Ask a coach: ‘Should I cycle commute every day?’

The length of your commute is a major factor; but there are ways to adapt your routine to maximise on the gains of riding into work

Cyclist commuting a bike to work
(Image credit: Getty Images - RyanJLane)

Aside from all the other benefits of commuting to work on the bike, using two wheels to get from A to B is a great way to maximise your available time - regardless of whether you are doing it to stay fit and active, or training for specific goals and events.

However, there are certain caveats you need to consider to ensure your cycling commute fits in with all your other plans. You wouldn't want to be overly fatigued from your daily commutes - especially if you have other rides planned, such as your weekend group ride or a mid-week race. 

So how often should you ride to work? Cycle coach Alex Welburn explains what you need to consider…

Alex Welburn
Alex Welburn

Performance cycling coach Alex Welburn is one of the experts who will be answering your questions in Cycling Weekly's Ask a Cycling Coach series, online every Wednesday. He's currently completing a PhD on Critical power and W' at Loughborough University whilst also managing the Performance Project, in which he coaches athletes and provides consultation.

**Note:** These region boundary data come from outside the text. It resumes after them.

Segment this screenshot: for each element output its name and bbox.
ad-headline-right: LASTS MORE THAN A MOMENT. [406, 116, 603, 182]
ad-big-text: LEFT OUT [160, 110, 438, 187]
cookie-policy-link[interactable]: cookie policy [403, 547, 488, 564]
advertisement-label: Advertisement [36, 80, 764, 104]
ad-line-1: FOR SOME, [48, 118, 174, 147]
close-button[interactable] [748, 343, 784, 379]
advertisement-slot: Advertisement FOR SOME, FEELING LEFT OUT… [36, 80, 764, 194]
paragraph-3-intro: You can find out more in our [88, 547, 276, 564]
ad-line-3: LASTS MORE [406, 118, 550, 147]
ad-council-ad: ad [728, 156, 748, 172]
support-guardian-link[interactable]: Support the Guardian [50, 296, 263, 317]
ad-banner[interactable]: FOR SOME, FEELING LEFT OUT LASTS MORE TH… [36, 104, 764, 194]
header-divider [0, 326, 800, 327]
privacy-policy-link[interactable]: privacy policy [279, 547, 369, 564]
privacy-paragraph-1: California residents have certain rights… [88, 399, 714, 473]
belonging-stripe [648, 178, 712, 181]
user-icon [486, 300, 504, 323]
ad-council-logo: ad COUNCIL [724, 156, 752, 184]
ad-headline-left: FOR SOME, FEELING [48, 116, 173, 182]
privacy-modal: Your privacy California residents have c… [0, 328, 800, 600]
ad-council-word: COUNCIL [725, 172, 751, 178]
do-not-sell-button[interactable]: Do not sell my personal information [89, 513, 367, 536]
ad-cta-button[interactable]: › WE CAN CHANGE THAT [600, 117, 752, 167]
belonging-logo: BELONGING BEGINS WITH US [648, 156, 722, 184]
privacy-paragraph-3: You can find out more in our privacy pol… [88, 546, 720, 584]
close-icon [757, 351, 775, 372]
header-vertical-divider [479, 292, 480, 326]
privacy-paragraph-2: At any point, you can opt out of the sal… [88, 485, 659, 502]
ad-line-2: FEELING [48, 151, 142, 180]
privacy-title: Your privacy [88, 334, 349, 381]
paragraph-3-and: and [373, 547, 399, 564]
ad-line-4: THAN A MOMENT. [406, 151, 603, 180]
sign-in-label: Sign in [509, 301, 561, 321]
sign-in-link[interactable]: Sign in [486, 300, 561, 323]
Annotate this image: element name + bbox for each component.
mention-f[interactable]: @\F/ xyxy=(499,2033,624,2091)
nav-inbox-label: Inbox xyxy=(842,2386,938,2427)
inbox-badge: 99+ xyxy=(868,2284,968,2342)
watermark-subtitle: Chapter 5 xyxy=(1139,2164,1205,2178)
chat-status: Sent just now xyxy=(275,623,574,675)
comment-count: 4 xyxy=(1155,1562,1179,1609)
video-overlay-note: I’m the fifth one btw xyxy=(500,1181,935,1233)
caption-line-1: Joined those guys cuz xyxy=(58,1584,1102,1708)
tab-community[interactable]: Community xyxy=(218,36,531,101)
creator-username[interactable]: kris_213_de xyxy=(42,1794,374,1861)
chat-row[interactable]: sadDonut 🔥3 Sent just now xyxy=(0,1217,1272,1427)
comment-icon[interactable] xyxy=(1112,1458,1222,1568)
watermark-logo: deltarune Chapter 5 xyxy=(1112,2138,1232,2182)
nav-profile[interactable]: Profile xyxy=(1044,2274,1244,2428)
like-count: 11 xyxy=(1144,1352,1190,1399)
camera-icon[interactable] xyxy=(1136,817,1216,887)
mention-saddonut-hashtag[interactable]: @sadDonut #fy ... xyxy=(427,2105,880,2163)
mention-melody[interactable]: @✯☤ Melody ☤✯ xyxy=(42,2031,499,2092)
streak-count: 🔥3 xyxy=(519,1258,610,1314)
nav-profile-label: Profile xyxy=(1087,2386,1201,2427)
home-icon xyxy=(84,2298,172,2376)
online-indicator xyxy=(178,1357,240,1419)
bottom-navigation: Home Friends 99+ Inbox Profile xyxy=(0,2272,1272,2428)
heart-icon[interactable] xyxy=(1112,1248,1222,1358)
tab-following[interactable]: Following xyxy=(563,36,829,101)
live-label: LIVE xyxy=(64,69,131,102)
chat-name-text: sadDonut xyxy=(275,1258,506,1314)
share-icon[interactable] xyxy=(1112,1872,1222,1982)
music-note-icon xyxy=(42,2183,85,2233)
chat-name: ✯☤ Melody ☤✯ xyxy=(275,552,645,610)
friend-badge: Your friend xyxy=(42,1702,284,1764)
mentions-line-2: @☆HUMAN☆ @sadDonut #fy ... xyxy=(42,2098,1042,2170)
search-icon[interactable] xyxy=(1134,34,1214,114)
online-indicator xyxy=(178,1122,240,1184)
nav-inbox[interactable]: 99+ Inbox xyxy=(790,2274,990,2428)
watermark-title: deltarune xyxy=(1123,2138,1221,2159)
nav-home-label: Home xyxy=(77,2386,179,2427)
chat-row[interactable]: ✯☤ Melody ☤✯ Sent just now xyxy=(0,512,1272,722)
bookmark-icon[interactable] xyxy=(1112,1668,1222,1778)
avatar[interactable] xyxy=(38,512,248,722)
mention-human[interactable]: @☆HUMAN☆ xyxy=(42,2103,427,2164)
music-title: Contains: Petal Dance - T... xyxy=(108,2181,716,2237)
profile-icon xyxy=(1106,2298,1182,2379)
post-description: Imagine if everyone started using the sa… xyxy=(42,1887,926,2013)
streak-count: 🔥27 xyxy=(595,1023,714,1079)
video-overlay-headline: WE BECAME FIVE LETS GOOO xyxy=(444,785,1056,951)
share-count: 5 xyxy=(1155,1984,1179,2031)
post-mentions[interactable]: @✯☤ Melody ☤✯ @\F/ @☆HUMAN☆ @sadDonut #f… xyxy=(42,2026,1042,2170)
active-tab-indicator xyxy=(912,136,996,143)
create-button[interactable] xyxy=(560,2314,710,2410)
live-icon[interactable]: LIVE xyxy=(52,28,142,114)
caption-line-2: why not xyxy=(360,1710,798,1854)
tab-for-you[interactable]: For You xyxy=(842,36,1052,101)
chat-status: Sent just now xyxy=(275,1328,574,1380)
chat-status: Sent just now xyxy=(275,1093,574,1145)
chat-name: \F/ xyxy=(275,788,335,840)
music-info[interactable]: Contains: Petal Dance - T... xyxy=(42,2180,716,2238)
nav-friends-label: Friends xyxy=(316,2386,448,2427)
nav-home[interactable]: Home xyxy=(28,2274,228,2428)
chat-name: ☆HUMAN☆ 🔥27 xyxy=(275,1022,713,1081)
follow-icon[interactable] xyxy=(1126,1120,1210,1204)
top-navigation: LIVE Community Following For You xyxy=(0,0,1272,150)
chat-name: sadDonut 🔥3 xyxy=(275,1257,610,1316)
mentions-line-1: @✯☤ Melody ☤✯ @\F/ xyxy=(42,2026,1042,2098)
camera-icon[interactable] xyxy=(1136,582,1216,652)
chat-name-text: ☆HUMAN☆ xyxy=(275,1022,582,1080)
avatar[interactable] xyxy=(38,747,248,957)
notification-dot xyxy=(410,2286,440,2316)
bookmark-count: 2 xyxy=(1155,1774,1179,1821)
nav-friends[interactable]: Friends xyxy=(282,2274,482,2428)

What distance is best if you want to commute every day?

Of course, your level of fitness plays a major part in the ideal length of your route. This advice isn't tailored to high-level racers, but more to your average commuting cyclist. 

However, regardless of your current form, the longer your commute is, the more time you need to allow to complete the ride and also the more recovery you'll need. If your commute is always on the longer side, you might need to take some days off, or only ride one way.

I find that having multiple options is the best way to allow you to commute every day - or at least, most days - without becoming overtired. If you live quite far away from your place of work, that might involve adding in a train journey to bring the distance down. 

Here are some common distances, and my thoughts on how regularly the average cyclist might aim to complete them:

10 km – A good length and very versatile which can give you lots of options. Depending on fitness level, this should be a very manageable distance for most to do every day, as it is 20km a day or 100km a week. 

25km – For the average cyclist, this will take you around 60 minutes. Factors such as fitness, traffic lights, and hills all contribute to the duration. But you will know best how long your route takes you! While some might be able to manage it, for most of us, this distance is likely the upper limit for a daily commute. At this distance, you may want to consider occasionally getting to work by other means, to ensure you're making time for rest days.

Longer – 25km +  This is where getting to work via other means and then cycling home becomes a good option. You may have the option to do this once or twice a week if it suits your plans. While this may be viable in the summer months, when it comes to winter, the thought of two long, cold commutes in wet and dark conditions is not particularly appealing. Some riders opt to ride one way, and return via car/train/public transport, use the same means to get back the next day and ride home, and so on - alternating the commute between the morning and evening. If you do want to ride both ways, keeping a stock of warm, dry kit at the office is a good idea during winter. 

Other factors to consider

As distance starts to increase, one of the other elements you need to consider is your fuelling. The longer the ride, the more you’ll need to fuel. This goes for on and off the bike. Having all the ingredients needed to make a healthy (second) breakfast at your place of work is a good idea if your commute is on the longer end.

As the seasons change, unfortunately, so does the weather and the amount of light available. These changes bring about other elements to consider.  One of my key tips would be full-length fenders! It will reduce the muck on you and your bike, invaluable for mornings and evenings in the depth of winter. 

Winter also means colder and darker riders, and if your commute is short, you may spend longer getting changed than riding so factor in that extra time. 

Make sure you are seen, and can see the road clearly, with sufficient lighting on the bike. Having a spare set of bike lights in your bag is often smart, as well as having extra charging cables at your desk to keep them juiced up.

Finally, as we approach the colder months, always be wary of the road conditions such as ice. Commuting should be enjoyable at the end of the day.